RECO has a very focused job: it recovers transactions that are left in a prepared state because of a crash or loss of connection during a two-phase commit (2PC). A 2PC is a distributed protocol that allows for a modification that affects many disparate databases to be committed atomically. It attempts to close the window for distributed failure as much as possible before committing. In a 2PC between N databases, one of the databases—typically (but not always) the one the client logged into initially—will be the coordinator.
This one site will ask the other N-1 sites if they are ready to commit. In effect, this one site will go to the N-1 sites and ask them to be prepared to commit. Each of the N-1 sites reports back its prepared state as YES or NO. If any one of the sites votes NO, the entire transaction is rolled back. If all sites vote YES, then the site coordinator broadcasts a message to make the commit permanent on each of the N-1 sites.
Say a site votes YES and is prepared to commit, but before it gets the directive from the coordinator to actually commit, the network fails or some other error occurs, then the transaction becomes an in-doubt distributed transaction.
The 2PC tries to limit the window of time in which this can occur, but cannot remove it. If there is a failure right then and there, the transaction will become the responsibility of RECO. RECO will try to contact the coordinator of the transaction to discover its outcome.
Until it does that, the transaction will remain in its uncommitted state. When the transaction coordinator can be reached again, RECO will either commit the transaction or roll it back.
It should be noted that if the outage is to persist for an extended period of time, and you have some outstanding transactions, you can commit/roll them back manually.
You might want to do this since an in-doubt distributed transaction can cause writers to block readers—this is the one time this can happen in Oracle.

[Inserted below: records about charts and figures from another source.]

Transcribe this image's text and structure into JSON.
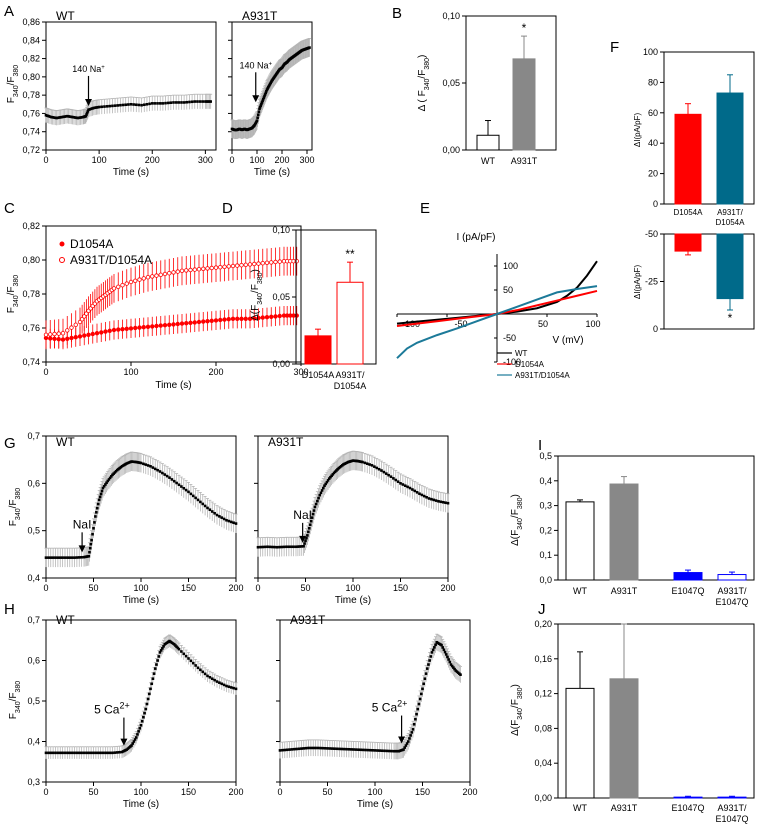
{
  "panel_labels": {
    "A": "A",
    "B": "B",
    "C": "C",
    "D": "D",
    "E": "E",
    "F": "F",
    "G": "G",
    "H": "H",
    "I": "I",
    "J": "J"
  },
  "colors": {
    "black": "#000000",
    "gray": "#888888",
    "errgray": "#b5b5b5",
    "red": "#ff0000",
    "teal": "#006a8a",
    "blue": "#0000ff",
    "e_teal": "#1c7a99"
  },
  "chart_data": [
    {
      "id": "A1",
      "panel": "A",
      "type": "line",
      "title": "WT",
      "xlabel": "Time (s)",
      "ylabel": "F340/F380",
      "xlim": [
        0,
        320
      ],
      "ylim": [
        0.72,
        0.86
      ],
      "yticks": [
        "0,72",
        "0,74",
        "0,76",
        "0,78",
        "0,80",
        "0,82",
        "0,84",
        "0,86"
      ],
      "xticks": [
        "0",
        "100",
        "200",
        "300"
      ],
      "annotation": {
        "text": "140 Na+",
        "x": 80,
        "y": 0.766
      },
      "series": [
        {
          "name": "WT",
          "x": [
            0,
            10,
            20,
            30,
            40,
            50,
            60,
            70,
            75,
            80,
            90,
            100,
            120,
            140,
            160,
            180,
            200,
            220,
            240,
            260,
            280,
            300,
            310
          ],
          "y": [
            0.758,
            0.756,
            0.755,
            0.756,
            0.757,
            0.756,
            0.755,
            0.756,
            0.757,
            0.764,
            0.766,
            0.767,
            0.768,
            0.769,
            0.77,
            0.769,
            0.771,
            0.771,
            0.772,
            0.772,
            0.773,
            0.773,
            0.773
          ],
          "err": 0.008
        }
      ]
    },
    {
      "id": "A2",
      "panel": "A",
      "type": "line",
      "title": "A931T",
      "xlabel": "Time (s)",
      "ylabel": "",
      "xlim": [
        0,
        320
      ],
      "ylim": [
        0.72,
        0.86
      ],
      "yticks": [],
      "xticks": [
        "0",
        "100",
        "200",
        "300"
      ],
      "annotation": {
        "text": "140 Na+",
        "x": 95,
        "y": 0.77
      },
      "series": [
        {
          "name": "A931T",
          "x": [
            0,
            10,
            20,
            30,
            40,
            50,
            60,
            70,
            80,
            90,
            100,
            110,
            120,
            130,
            140,
            150,
            160,
            170,
            180,
            190,
            200,
            210,
            220,
            230,
            240,
            250,
            260,
            270,
            280,
            290,
            300,
            310
          ],
          "y": [
            0.743,
            0.742,
            0.742,
            0.743,
            0.742,
            0.743,
            0.742,
            0.743,
            0.744,
            0.747,
            0.752,
            0.765,
            0.772,
            0.779,
            0.786,
            0.791,
            0.796,
            0.8,
            0.804,
            0.808,
            0.81,
            0.814,
            0.816,
            0.819,
            0.821,
            0.823,
            0.825,
            0.827,
            0.829,
            0.83,
            0.831,
            0.832
          ],
          "err": 0.01
        }
      ]
    },
    {
      "id": "B",
      "panel": "B",
      "type": "bar",
      "title": "",
      "ylabel": "Δ (F340/F380)",
      "ylim": [
        0,
        0.1
      ],
      "yticks": [
        "0,00",
        "0,05",
        "0,10"
      ],
      "categories": [
        "WT",
        "A931T"
      ],
      "values": [
        0.011,
        0.068
      ],
      "errors": [
        0.011,
        0.017
      ],
      "fills": [
        "#ffffff",
        "#888888"
      ],
      "stars": [
        "",
        "*"
      ]
    },
    {
      "id": "C",
      "panel": "C",
      "type": "scatter",
      "title": "",
      "xlabel": "Time (s)",
      "ylabel": "F340/F380",
      "xlim": [
        0,
        300
      ],
      "ylim": [
        0.74,
        0.825
      ],
      "yticks": [
        "0,74",
        "0,76",
        "0,78",
        "0,80",
        "0,82"
      ],
      "xticks": [
        "0",
        "100",
        "200",
        "300"
      ],
      "legend": [
        "D1054A",
        "A931T/D1054A"
      ],
      "series": [
        {
          "name": "D1054A",
          "x": [
            0,
            20,
            40,
            60,
            80,
            100,
            120,
            140,
            160,
            180,
            200,
            220,
            240,
            260,
            280,
            295
          ],
          "y": [
            0.755,
            0.754,
            0.756,
            0.758,
            0.76,
            0.761,
            0.762,
            0.763,
            0.764,
            0.765,
            0.766,
            0.767,
            0.767,
            0.768,
            0.769,
            0.769
          ],
          "err": 0.006,
          "style": "filled"
        },
        {
          "name": "A931T/D1054A",
          "x": [
            0,
            20,
            40,
            50,
            60,
            70,
            80,
            100,
            120,
            140,
            160,
            180,
            200,
            220,
            240,
            260,
            280,
            295
          ],
          "y": [
            0.757,
            0.758,
            0.765,
            0.772,
            0.778,
            0.782,
            0.786,
            0.79,
            0.793,
            0.795,
            0.797,
            0.798,
            0.799,
            0.8,
            0.801,
            0.802,
            0.803,
            0.803
          ],
          "err": 0.009,
          "style": "open"
        }
      ]
    },
    {
      "id": "D",
      "panel": "D",
      "type": "bar",
      "title": "",
      "ylabel": "Δ(F340/F380)",
      "ylim": [
        0,
        0.1
      ],
      "yticks": [
        "0,00",
        "0,05",
        "0,10"
      ],
      "categories": [
        "D1054A",
        "A931T/ D1054A"
      ],
      "values": [
        0.021,
        0.061
      ],
      "errors": [
        0.005,
        0.015
      ],
      "fills": [
        "#ff0000",
        "#ffffff"
      ],
      "stars": [
        "",
        "**"
      ]
    },
    {
      "id": "E",
      "panel": "E",
      "type": "line",
      "title": "",
      "xlabel": "V (mV)",
      "ylabel": "I (pA/pF)",
      "xlim": [
        -100,
        100
      ],
      "ylim": [
        -100,
        125
      ],
      "xticks": [
        "-100",
        "-50",
        "50",
        "100"
      ],
      "yticks": [
        "-100",
        "-50",
        "50",
        "100"
      ],
      "series": [
        {
          "name": "WT",
          "x": [
            -100,
            -80,
            -60,
            -40,
            -20,
            0,
            20,
            40,
            60,
            70,
            80,
            90,
            100
          ],
          "y": [
            -20,
            -16,
            -12,
            -8,
            -4,
            0,
            5,
            12,
            25,
            38,
            55,
            80,
            110
          ]
        },
        {
          "name": "D1054A",
          "x": [
            -100,
            -80,
            -60,
            -40,
            -20,
            0,
            20,
            40,
            60,
            80,
            100
          ],
          "y": [
            -25,
            -20,
            -15,
            -10,
            -5,
            0,
            8,
            18,
            28,
            38,
            48
          ]
        },
        {
          "name": "A931T/D1054A",
          "x": [
            -100,
            -90,
            -80,
            -60,
            -40,
            -20,
            0,
            20,
            40,
            60,
            80,
            100
          ],
          "y": [
            -92,
            -72,
            -60,
            -44,
            -30,
            -15,
            0,
            15,
            30,
            45,
            52,
            58
          ]
        }
      ]
    },
    {
      "id": "F1",
      "panel": "F",
      "type": "bar",
      "title": "",
      "ylabel": "ΔI(pA/pF)",
      "ylim": [
        0,
        100
      ],
      "yticks": [
        "0",
        "20",
        "40",
        "60",
        "80",
        "100"
      ],
      "categories": [
        "D1054A",
        "A931T/ D1054A"
      ],
      "values": [
        59,
        73
      ],
      "errors": [
        7,
        12
      ],
      "fills": [
        "#ff0000",
        "#006a8a"
      ],
      "stars": [
        "",
        ""
      ]
    },
    {
      "id": "F2",
      "panel": "F",
      "type": "bar",
      "title": "",
      "ylabel": "ΔI(pA/pF)",
      "ylim": [
        -50,
        0
      ],
      "yticks": [
        "0",
        "-25",
        "-50"
      ],
      "categories": [
        "D1054A",
        "A931T/ D1054A"
      ],
      "values": [
        -9,
        -34
      ],
      "errors": [
        2,
        6
      ],
      "fills": [
        "#ff0000",
        "#006a8a"
      ],
      "stars": [
        "",
        "*"
      ]
    },
    {
      "id": "G1",
      "panel": "G",
      "type": "line",
      "title": "WT",
      "xlabel": "Time (s)",
      "ylabel": "F340/F380",
      "xlim": [
        0,
        200
      ],
      "ylim": [
        0.4,
        0.7
      ],
      "yticks": [
        "0,4",
        "0,5",
        "0,6",
        "0,7"
      ],
      "xticks": [
        "0",
        "50",
        "100",
        "150",
        "200"
      ],
      "annotation": {
        "text": "NaI",
        "x": 38,
        "y": 0.45
      },
      "series": [
        {
          "name": "WT",
          "x": [
            0,
            10,
            20,
            30,
            40,
            45,
            48,
            52,
            56,
            60,
            65,
            70,
            75,
            80,
            85,
            90,
            95,
            100,
            110,
            120,
            130,
            140,
            150,
            160,
            170,
            180,
            190,
            200
          ],
          "y": [
            0.443,
            0.443,
            0.443,
            0.443,
            0.444,
            0.446,
            0.48,
            0.53,
            0.565,
            0.59,
            0.605,
            0.618,
            0.628,
            0.636,
            0.642,
            0.646,
            0.645,
            0.643,
            0.636,
            0.625,
            0.612,
            0.597,
            0.582,
            0.565,
            0.548,
            0.533,
            0.522,
            0.515
          ],
          "err": 0.02
        }
      ]
    },
    {
      "id": "G2",
      "panel": "G",
      "type": "line",
      "title": "A931T",
      "xlabel": "Time (s)",
      "ylabel": "",
      "xlim": [
        0,
        200
      ],
      "ylim": [
        0.4,
        0.7
      ],
      "yticks": [],
      "xticks": [
        "0",
        "50",
        "100",
        "150",
        "200"
      ],
      "annotation": {
        "text": "NaI",
        "x": 47,
        "y": 0.47
      },
      "series": [
        {
          "name": "A931T",
          "x": [
            0,
            10,
            20,
            30,
            40,
            48,
            52,
            56,
            60,
            65,
            70,
            75,
            80,
            85,
            90,
            95,
            100,
            105,
            110,
            120,
            130,
            140,
            150,
            160,
            170,
            180,
            190,
            200
          ],
          "y": [
            0.465,
            0.466,
            0.465,
            0.466,
            0.466,
            0.467,
            0.49,
            0.52,
            0.55,
            0.575,
            0.595,
            0.61,
            0.622,
            0.632,
            0.64,
            0.645,
            0.648,
            0.647,
            0.645,
            0.638,
            0.627,
            0.614,
            0.6,
            0.59,
            0.578,
            0.568,
            0.562,
            0.558
          ],
          "err": 0.02
        }
      ]
    },
    {
      "id": "I",
      "panel": "I",
      "type": "bar",
      "title": "",
      "ylabel": "Δ(F340/F380)",
      "ylim": [
        0,
        0.5
      ],
      "yticks": [
        "0,0",
        "0,1",
        "0,2",
        "0,3",
        "0,4",
        "0,5"
      ],
      "categories": [
        "WT",
        "A931T",
        "E1047Q",
        "A931T/ E1047Q"
      ],
      "values": [
        0.315,
        0.387,
        0.03,
        0.022
      ],
      "errors": [
        0.008,
        0.03,
        0.01,
        0.01
      ],
      "fills": [
        "#ffffff",
        "#888888",
        "#0000ff",
        "#ffffff"
      ],
      "stars": [
        "",
        "",
        "",
        ""
      ]
    },
    {
      "id": "H1",
      "panel": "H",
      "type": "line",
      "title": "WT",
      "xlabel": "Time (s)",
      "ylabel": "F340/F380",
      "xlim": [
        0,
        200
      ],
      "ylim": [
        0.3,
        0.7
      ],
      "yticks": [
        "0,3",
        "0,4",
        "0,5",
        "0,6",
        "0,7"
      ],
      "xticks": [
        "0",
        "50",
        "100",
        "150",
        "200"
      ],
      "annotation": {
        "text": "5 Ca2+",
        "x": 82,
        "y": 0.385
      },
      "series": [
        {
          "name": "WT",
          "x": [
            0,
            10,
            20,
            30,
            40,
            50,
            60,
            70,
            80,
            85,
            90,
            95,
            100,
            105,
            110,
            115,
            120,
            125,
            130,
            135,
            140,
            150,
            160,
            170,
            180,
            190,
            200
          ],
          "y": [
            0.372,
            0.372,
            0.372,
            0.372,
            0.372,
            0.372,
            0.372,
            0.372,
            0.374,
            0.38,
            0.39,
            0.41,
            0.44,
            0.48,
            0.53,
            0.58,
            0.62,
            0.64,
            0.648,
            0.64,
            0.628,
            0.605,
            0.582,
            0.562,
            0.548,
            0.537,
            0.53
          ],
          "err": 0.015
        }
      ]
    },
    {
      "id": "H2",
      "panel": "H",
      "type": "line",
      "title": "A931T",
      "xlabel": "Time (s)",
      "ylabel": "",
      "xlim": [
        0,
        200
      ],
      "ylim": [
        0.3,
        0.7
      ],
      "yticks": [],
      "xticks": [
        "0",
        "50",
        "100",
        "150",
        "200"
      ],
      "annotation": {
        "text": "5 Ca2+",
        "x": 128,
        "y": 0.39
      },
      "series": [
        {
          "name": "A931T",
          "x": [
            0,
            10,
            20,
            30,
            40,
            50,
            60,
            70,
            80,
            90,
            100,
            110,
            120,
            125,
            130,
            135,
            140,
            145,
            150,
            155,
            160,
            165,
            170,
            175,
            180,
            185,
            190
          ],
          "y": [
            0.378,
            0.38,
            0.382,
            0.384,
            0.384,
            0.383,
            0.382,
            0.381,
            0.38,
            0.379,
            0.378,
            0.377,
            0.376,
            0.376,
            0.38,
            0.4,
            0.43,
            0.48,
            0.53,
            0.58,
            0.62,
            0.645,
            0.638,
            0.615,
            0.59,
            0.575,
            0.565
          ],
          "err": 0.02
        }
      ]
    },
    {
      "id": "J",
      "panel": "J",
      "type": "bar",
      "title": "",
      "ylabel": "Δ(F340/F380)",
      "ylim": [
        0,
        0.2
      ],
      "yticks": [
        "0,00",
        "0,04",
        "0,08",
        "0,12",
        "0,16",
        "0,20"
      ],
      "categories": [
        "WT",
        "A931T",
        "E1047Q",
        "A931T/ E1047Q"
      ],
      "values": [
        0.126,
        0.137,
        0.001,
        0.001
      ],
      "errors": [
        0.042,
        0.063,
        0.001,
        0.001
      ],
      "fills": [
        "#ffffff",
        "#888888",
        "#0000ff",
        "#ffffff"
      ],
      "stars": [
        "",
        "",
        "",
        ""
      ]
    }
  ]
}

Your DBA could call the DBA ofthe other database and ask them to query the status of those in-doubt transactions. Your DBA can then commit or roll them back, relieving RECO of this task.
CKPT: Checkpoint Process
The checkpoint process doesn’t, as its name implies, do a checkpoint (checkpoints were discussed in Chapter 3 in the section on redo logs)—that’s mostly the job of DBWn. It simply assists with the checkpointing process by updating the file headers of the datafiles.

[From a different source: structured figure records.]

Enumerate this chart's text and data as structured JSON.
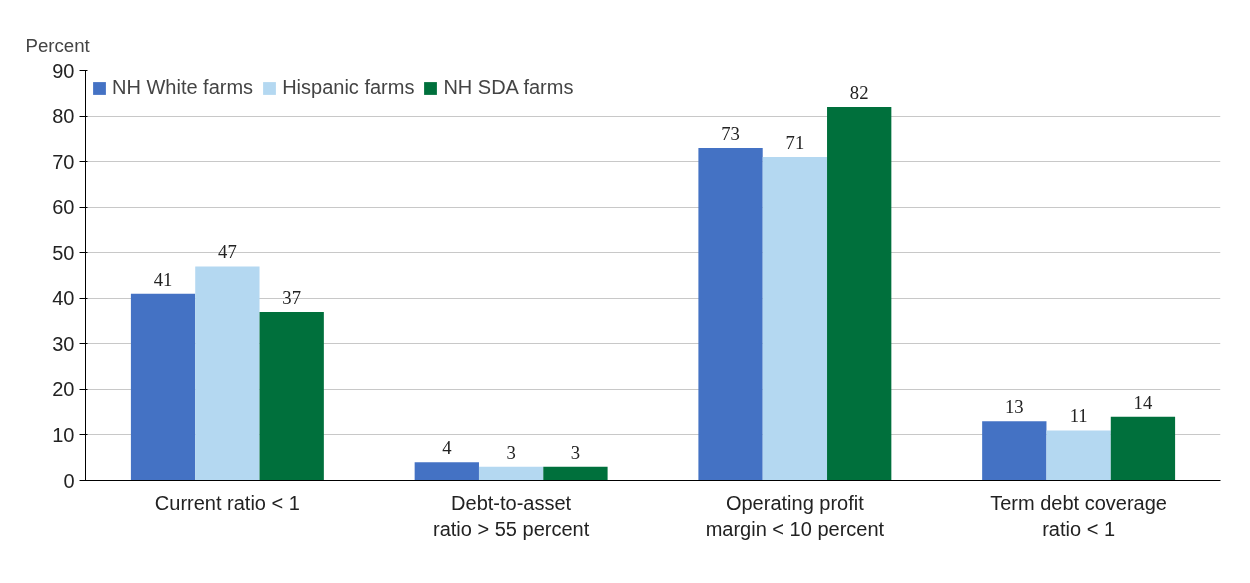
{
  "chart_data": {
    "type": "bar",
    "ylabel": "Percent",
    "categories": [
      "Current ratio < 1",
      "Debt-to-asset\nratio > 55 percent",
      "Operating profit\nmargin < 10 percent",
      "Term debt coverage\nratio < 1"
    ],
    "series": [
      {
        "name": "NH White farms",
        "color": "#4472c4",
        "values": [
          41,
          4,
          73,
          13
        ]
      },
      {
        "name": "Hispanic farms",
        "color": "#b4d8f1",
        "values": [
          47,
          3,
          71,
          11
        ]
      },
      {
        "name": "NH SDA farms",
        "color": "#00703c",
        "values": [
          37,
          3,
          82,
          14
        ]
      }
    ],
    "ylim": [
      0,
      90
    ],
    "yticks": [
      0,
      10,
      20,
      30,
      40,
      50,
      60,
      70,
      80,
      90
    ],
    "grid": "y",
    "legend": "top left",
    "data_labels": true
  }
}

The CKPT is a mandatory process and is always started, so if you do a ps on UNIX/Linux, you’ll normally see it there (I say “normally” because as of Oracle 12c, it’s possible for the checkpoint process to run within an operating system thread and therefore won’t be displayed as a process).

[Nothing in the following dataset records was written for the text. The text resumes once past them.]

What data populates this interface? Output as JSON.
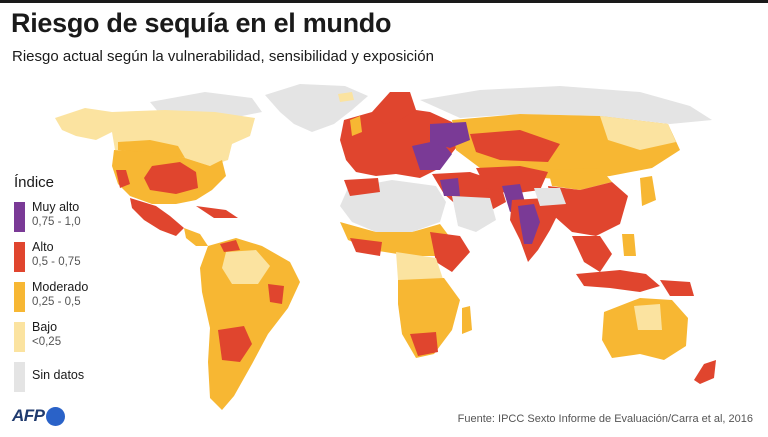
{
  "header": {
    "title": "Riesgo de sequía en el mundo",
    "subtitle": "Riesgo actual según la vulnerabilidad, sensibilidad y exposición"
  },
  "legend": {
    "title": "Índice",
    "items": [
      {
        "label": "Muy alto",
        "range": "0,75 - 1,0",
        "color": "#7a3a96"
      },
      {
        "label": "Alto",
        "range": "0,5 - 0,75",
        "color": "#e0452e"
      },
      {
        "label": "Moderado",
        "range": "0,25 - 0,5",
        "color": "#f7b733"
      },
      {
        "label": "Bajo",
        "range": "<0,25",
        "color": "#fbe3a0"
      },
      {
        "label": "Sin datos",
        "range": "",
        "color": "#e4e4e4"
      }
    ]
  },
  "footer": {
    "logo_text": "AFP",
    "source": "Fuente: IPCC Sexto Informe de Evaluación/Carra et al, 2016"
  }
}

The job of updating datafiles’ headers with checkpoint information used to belong to the LGWR; however, as the number of files increased along with the size of a database over time, this additional task for LGWR became too much of a burden. If LGWR had to update dozens, or hundreds, or even thousands, of files, there would be a good chance sessions waiting to commit these transactions would have to wait far too long. CKPT removes this responsibility from LGWR.